Offre de services et transformation numérique
L’opérateur de compétences profite par ailleurs de son rapport d’activité pour rappeler les évolutions de son offre de services, avec notamment le lancement, en octobre 2025, de « Sélexion », un catalogue de formations transverses dont la prise en charge peut atteindre 100 % des coûts pédagogiques. Il a parallèlement poursuivi le développement de son Hub de l’alternance, qui totalise « plus de 2 millions de connexions depuis 2024 ». Dans le même temps, l’accompagnement de proximité s’est traduit par 44 568 rendez‑vous réalisés en présentiel dans les entreprises (contre 45 980 en 2024, ‑3,1 %), ainsi que par une offre de conseil RH proposée aux petites entreprises, notamment pour les accompagner dans leur gestion prévisionnelle des emplois et des compétences.L’Opco EP met également en avant la transformation numérique de son fonctionnement au cours de l’année 2025 avec « 24 projets majeurs et six évolutions structurantes déployés pour renforcer la qualité, la fiabilité et la sécurité du système d’information et anticiper les évolutions réglementaires ». De plus, il a structuré sa « stratégie Data & IA » en créant un comité dédié. Une expérimentation d’un outil d’IA générative a été conduite auprès de 200 collaborateurs, tandis que 68 salariés ont été formés à l’intelligence artificielle.
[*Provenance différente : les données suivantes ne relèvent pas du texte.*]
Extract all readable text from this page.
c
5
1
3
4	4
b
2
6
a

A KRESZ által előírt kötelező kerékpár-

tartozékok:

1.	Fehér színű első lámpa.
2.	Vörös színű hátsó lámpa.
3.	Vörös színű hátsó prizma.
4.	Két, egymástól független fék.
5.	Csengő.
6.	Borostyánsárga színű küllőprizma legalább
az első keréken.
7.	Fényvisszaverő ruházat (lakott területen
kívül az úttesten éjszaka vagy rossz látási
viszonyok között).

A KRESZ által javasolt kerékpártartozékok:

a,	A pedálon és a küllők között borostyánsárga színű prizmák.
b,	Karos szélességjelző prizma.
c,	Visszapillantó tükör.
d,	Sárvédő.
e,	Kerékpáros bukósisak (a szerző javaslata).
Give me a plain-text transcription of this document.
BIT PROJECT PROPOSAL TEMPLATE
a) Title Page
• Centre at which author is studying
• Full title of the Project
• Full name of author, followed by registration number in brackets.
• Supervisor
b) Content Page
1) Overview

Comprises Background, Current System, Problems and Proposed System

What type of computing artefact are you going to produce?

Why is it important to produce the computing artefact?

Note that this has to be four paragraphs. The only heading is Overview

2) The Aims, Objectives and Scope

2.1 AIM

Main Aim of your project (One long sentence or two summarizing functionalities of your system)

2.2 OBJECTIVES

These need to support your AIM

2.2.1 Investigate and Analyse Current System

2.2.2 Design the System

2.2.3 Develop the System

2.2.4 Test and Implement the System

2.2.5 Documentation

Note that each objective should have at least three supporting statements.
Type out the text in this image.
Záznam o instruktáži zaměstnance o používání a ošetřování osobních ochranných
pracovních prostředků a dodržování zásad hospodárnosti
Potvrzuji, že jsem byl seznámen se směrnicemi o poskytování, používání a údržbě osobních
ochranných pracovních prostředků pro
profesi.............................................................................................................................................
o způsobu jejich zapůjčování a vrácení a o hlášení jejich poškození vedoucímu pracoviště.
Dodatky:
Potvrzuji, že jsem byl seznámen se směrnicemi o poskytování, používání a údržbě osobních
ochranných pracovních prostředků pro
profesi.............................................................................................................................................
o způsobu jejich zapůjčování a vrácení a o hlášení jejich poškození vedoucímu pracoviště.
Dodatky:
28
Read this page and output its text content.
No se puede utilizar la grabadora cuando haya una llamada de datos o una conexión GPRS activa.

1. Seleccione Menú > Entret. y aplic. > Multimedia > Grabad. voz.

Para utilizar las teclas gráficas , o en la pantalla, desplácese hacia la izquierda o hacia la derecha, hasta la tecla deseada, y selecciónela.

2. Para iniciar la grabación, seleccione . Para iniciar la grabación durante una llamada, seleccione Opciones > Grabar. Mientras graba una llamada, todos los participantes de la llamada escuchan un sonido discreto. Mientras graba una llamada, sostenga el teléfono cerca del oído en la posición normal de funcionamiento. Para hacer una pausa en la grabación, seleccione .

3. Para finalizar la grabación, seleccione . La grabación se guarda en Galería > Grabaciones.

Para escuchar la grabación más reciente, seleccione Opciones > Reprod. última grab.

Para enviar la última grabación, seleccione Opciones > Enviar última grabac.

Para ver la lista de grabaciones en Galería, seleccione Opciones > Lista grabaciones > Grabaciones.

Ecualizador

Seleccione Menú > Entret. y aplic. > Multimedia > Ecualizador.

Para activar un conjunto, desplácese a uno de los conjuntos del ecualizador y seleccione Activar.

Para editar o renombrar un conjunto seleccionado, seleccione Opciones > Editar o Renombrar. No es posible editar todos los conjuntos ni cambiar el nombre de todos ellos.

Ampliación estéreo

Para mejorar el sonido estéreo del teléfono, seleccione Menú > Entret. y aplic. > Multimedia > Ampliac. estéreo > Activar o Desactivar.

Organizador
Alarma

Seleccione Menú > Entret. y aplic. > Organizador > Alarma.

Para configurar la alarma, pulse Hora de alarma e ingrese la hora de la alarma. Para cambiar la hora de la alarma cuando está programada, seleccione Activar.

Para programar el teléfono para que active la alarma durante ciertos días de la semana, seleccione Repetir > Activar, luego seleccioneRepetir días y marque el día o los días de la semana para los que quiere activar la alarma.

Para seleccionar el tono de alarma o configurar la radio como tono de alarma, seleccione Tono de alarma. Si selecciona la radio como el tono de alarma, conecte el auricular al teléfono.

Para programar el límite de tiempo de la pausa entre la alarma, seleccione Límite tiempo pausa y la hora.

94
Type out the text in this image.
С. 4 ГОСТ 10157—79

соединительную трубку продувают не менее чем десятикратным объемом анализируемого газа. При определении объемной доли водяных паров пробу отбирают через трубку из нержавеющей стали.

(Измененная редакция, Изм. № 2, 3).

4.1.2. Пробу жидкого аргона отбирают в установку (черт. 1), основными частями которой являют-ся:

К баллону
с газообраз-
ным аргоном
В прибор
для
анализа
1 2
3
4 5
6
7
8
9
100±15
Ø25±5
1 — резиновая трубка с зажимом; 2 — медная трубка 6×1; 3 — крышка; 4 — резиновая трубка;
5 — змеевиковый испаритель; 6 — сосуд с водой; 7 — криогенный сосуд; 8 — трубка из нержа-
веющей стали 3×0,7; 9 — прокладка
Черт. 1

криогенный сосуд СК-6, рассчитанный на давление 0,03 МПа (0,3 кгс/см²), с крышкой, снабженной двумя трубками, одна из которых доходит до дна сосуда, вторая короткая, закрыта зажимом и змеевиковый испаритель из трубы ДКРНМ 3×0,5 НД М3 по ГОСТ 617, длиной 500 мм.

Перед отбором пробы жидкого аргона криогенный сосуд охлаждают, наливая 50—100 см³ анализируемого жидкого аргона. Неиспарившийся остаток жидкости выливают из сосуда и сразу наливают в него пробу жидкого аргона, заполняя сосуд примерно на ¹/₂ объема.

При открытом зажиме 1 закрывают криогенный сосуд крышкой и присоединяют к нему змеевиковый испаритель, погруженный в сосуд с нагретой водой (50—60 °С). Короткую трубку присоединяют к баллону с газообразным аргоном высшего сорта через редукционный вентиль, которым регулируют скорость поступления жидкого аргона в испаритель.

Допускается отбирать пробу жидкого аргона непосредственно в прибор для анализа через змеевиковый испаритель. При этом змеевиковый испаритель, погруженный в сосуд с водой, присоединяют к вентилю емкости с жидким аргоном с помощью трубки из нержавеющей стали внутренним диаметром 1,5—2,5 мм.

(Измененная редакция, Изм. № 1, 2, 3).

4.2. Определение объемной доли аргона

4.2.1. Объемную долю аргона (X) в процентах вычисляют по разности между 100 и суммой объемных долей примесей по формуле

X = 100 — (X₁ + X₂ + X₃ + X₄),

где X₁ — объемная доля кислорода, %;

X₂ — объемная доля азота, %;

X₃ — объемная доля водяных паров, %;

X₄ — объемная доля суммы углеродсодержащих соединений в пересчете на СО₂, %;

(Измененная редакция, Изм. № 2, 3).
Renforcement de la lutte contre la fraude
Sans surprise, dans le contexte de pression ministérielle, l’Opco EP consacre un axe spécifique de son rapport d’activité 2025 à la lutte contre la fraude. Il souligne ainsi avoir « construit sa stratégie globale sur trois piliers » : « prévention, détection et réaction ». Le dispositif mis en oeuvre comprend notamment des actions de sensibilisation des acteurs et des salariés de l’Opco, l’analyse et le croisement des données afin d’identifier les risques, ainsi que la sécurisation des paiements et le traitement des alertes. Au total, 71 000 dossiers et factures ont été contrôlés dans le cadre d’un plan annuel mobilisant l’ensemble des directions concernées. 9 067 appels sortants ont également été réalisés dans le cadre de la lutte contre la fraude.L’opérateur de compétences inscrit ce renforcement des contrôles dans une politique plus large de sécurisation du cadre numérique. Le rapport fait ainsi état d’une attention particulière portée à la cybersécurité, avec le renforcement des dispositifs de protection des systèmes d’information et des données et des actions de sensibilisation aux bonnes pratiques numériques.